Political punditry that is reasoned political analysis, critique, and commentary that is based on a rational assessment of the facts and reality is certainly not sophistry. Likewise similarly derived political humor. George Orwell comes to mind.
Political punditry that borders in trutherism and tin foil hat conspiracy and paranoia is sophistry on steroids, pathological sophistry off its meds. Michael Moore comes to mind.
There is a large area of varying and continuously shaded gray in between.
farsighted on November 3, 2012 at 8:40 PM
That’s intellectual vanity and hubris.
farsighted on November 3, 2012 at 8:43 PM
To clarify, not the skepticism, but the utopian notion.
farsighted on November 3, 2012 at 8:53 PM
It’s a shame that ‘sophistry’ has taken on such a pejorative connotation. In ancient Greece, it was quite a fine method of education. We could actually do with a lot more of it today. I blame Plato.
WhatSlushfund on November 3, 2012 at 10:42 PM
Every choice is a bias.
Choosing what to report is the initial one.
And for the past few centuries that begins with a decision of marketing.
News that will not sell is not news.
Even if it were ultimately more important than a killer nanny or a pair of kids swept away in a storm.
Reporting, slanted toward sales, is the primal distortion of the medium.
Then- every subsequent emphasis and angle and twist and spin enters the information stream to turn neutral details into a “story”.

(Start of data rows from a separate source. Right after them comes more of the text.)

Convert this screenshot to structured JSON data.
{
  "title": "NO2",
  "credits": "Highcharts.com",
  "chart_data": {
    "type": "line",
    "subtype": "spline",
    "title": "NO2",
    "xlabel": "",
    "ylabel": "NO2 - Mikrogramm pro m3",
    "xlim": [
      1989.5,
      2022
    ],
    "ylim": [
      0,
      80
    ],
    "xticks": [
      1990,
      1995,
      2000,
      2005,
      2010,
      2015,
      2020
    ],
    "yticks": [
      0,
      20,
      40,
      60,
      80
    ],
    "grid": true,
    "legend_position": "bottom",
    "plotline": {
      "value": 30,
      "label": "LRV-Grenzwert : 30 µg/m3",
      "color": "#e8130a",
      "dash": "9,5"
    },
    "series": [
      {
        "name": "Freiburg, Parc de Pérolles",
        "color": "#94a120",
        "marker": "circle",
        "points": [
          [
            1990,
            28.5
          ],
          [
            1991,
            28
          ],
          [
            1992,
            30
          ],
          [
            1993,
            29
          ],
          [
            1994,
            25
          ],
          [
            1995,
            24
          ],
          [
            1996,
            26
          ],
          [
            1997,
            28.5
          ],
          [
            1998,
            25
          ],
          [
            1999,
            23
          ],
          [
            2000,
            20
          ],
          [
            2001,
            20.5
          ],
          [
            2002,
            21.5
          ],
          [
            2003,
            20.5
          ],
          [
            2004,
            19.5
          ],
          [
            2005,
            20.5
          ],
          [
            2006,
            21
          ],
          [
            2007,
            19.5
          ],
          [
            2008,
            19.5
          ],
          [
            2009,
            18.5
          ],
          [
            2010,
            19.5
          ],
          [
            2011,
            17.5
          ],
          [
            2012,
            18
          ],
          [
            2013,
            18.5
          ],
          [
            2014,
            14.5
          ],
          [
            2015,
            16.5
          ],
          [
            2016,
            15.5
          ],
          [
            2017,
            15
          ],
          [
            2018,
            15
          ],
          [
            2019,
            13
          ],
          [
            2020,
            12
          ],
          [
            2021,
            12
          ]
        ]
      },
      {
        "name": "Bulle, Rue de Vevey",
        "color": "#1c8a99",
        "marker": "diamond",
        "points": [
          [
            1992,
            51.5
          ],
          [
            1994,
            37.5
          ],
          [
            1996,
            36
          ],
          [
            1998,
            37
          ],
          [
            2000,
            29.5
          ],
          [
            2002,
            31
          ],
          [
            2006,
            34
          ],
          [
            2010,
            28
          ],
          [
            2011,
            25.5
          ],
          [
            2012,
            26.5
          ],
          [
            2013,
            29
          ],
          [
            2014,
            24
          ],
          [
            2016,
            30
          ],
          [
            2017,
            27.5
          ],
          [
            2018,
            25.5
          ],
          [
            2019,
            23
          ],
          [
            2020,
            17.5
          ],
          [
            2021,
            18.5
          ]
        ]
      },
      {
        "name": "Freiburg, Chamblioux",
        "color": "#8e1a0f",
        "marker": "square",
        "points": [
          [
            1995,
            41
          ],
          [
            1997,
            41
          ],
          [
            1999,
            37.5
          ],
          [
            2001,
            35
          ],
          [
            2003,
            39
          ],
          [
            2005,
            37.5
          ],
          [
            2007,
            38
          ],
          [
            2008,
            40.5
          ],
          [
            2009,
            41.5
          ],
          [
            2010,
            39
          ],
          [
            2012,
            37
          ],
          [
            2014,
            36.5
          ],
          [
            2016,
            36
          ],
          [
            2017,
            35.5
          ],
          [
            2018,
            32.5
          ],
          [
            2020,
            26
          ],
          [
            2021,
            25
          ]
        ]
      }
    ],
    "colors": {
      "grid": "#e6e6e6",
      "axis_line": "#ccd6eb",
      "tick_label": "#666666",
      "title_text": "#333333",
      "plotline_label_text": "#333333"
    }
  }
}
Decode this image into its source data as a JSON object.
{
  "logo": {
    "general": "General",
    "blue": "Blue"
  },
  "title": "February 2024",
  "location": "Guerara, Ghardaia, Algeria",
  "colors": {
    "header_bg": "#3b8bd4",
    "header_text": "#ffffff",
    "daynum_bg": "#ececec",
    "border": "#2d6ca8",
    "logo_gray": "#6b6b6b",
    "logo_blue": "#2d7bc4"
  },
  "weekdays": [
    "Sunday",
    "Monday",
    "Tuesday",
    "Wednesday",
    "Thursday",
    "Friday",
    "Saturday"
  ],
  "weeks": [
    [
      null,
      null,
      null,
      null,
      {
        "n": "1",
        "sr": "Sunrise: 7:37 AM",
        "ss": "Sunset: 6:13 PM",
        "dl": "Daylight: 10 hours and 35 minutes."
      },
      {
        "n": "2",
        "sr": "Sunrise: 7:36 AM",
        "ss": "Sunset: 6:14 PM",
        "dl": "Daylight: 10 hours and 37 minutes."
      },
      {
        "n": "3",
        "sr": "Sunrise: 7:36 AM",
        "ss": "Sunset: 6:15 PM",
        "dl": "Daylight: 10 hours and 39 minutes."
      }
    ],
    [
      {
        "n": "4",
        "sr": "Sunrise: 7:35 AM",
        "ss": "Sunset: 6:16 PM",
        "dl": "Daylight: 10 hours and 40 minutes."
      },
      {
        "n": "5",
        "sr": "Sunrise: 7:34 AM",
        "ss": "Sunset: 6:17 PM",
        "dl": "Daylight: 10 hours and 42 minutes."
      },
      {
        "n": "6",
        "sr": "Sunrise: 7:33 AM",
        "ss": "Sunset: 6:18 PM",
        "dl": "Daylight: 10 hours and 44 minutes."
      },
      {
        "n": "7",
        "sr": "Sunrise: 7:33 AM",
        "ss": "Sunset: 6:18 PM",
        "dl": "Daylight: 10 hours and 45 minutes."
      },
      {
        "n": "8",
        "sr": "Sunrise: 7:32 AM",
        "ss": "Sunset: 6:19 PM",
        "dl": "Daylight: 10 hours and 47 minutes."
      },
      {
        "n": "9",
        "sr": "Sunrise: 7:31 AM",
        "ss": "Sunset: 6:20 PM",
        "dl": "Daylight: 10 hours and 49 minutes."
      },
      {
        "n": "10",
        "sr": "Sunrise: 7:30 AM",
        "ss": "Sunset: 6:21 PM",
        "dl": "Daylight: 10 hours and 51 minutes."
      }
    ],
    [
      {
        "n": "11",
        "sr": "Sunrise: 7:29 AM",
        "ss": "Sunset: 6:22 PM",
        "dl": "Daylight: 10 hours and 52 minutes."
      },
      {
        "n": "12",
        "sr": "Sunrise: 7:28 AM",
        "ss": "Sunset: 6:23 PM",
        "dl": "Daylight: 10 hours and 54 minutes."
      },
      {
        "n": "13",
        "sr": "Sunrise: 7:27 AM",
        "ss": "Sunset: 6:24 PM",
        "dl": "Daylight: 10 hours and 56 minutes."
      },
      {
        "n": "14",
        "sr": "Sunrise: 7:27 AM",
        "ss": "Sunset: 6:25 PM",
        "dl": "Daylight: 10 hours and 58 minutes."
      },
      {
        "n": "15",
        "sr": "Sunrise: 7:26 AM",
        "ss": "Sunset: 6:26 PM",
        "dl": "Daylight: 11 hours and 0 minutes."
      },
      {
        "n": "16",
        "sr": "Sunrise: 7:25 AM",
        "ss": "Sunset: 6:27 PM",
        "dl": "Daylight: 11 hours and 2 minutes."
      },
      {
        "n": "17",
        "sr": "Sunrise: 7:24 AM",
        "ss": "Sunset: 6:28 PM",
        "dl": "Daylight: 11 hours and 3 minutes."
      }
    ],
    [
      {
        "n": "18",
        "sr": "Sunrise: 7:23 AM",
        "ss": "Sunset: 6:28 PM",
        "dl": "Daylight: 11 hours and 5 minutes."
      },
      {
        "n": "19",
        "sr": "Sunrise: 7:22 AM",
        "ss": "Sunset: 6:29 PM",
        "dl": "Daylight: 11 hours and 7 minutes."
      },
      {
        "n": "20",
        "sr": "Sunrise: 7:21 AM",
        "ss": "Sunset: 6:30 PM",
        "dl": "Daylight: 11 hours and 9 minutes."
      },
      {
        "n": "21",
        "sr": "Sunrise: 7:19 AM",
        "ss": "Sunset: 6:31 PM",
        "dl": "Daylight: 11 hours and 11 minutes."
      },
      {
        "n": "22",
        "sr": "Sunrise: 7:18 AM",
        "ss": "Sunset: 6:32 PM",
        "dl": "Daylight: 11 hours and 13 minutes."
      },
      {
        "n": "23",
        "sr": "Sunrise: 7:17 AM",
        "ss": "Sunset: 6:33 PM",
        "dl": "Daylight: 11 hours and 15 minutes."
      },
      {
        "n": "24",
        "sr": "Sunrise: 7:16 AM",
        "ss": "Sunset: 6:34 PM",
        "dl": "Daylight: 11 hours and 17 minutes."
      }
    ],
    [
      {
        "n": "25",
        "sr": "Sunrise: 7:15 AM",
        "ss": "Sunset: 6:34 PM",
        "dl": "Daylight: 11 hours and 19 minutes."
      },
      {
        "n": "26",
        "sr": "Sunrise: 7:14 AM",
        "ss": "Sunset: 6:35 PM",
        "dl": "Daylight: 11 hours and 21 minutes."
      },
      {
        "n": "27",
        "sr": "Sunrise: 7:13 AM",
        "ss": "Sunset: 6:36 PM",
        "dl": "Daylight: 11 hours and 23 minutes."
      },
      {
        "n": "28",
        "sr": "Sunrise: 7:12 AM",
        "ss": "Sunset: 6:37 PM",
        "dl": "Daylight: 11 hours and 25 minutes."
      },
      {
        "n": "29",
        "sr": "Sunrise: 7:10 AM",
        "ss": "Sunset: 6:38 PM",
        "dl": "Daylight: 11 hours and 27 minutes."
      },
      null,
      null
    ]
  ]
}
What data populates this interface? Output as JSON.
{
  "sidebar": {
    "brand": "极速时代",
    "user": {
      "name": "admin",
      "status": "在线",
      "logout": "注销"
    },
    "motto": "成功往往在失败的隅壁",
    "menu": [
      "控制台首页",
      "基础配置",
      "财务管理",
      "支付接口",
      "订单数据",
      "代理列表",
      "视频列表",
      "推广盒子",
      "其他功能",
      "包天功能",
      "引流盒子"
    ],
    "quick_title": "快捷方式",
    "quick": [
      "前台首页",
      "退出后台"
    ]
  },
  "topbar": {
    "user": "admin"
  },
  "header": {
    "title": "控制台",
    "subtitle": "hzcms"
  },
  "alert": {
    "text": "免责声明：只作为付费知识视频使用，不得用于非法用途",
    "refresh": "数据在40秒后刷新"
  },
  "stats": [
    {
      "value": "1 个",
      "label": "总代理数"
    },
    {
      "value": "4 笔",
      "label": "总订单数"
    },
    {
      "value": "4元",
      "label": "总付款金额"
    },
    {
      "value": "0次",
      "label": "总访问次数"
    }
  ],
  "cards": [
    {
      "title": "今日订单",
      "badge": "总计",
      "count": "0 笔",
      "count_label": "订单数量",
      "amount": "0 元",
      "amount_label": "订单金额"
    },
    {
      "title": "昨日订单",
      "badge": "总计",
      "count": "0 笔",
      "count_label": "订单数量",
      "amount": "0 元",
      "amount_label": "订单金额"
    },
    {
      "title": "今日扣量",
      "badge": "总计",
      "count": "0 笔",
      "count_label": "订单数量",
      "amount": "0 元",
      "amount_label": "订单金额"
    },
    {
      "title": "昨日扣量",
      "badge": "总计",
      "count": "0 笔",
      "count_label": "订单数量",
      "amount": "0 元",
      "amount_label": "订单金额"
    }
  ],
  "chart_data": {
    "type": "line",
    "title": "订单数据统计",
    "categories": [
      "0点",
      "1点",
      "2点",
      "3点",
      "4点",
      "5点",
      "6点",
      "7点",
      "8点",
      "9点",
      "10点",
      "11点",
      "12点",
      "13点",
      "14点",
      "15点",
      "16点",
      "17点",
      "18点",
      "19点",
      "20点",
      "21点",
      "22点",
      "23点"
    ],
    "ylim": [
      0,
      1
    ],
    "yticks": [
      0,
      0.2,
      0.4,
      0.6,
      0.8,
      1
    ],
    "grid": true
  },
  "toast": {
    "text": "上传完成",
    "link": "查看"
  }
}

And this focus reveals its creator’s promotion of a position.
There is no escaping advocacy, either unconscious or purposeful.
The unconscious is the more dangerous of the two, though. Because it presumes (without examination) that it is being “objective” when it is just as partisan and opinionated, de facto, as the most overt propagandist.
Being aware of your own slants is all you can do.
And reminding others of theirs.
Especially when they pretend none exist.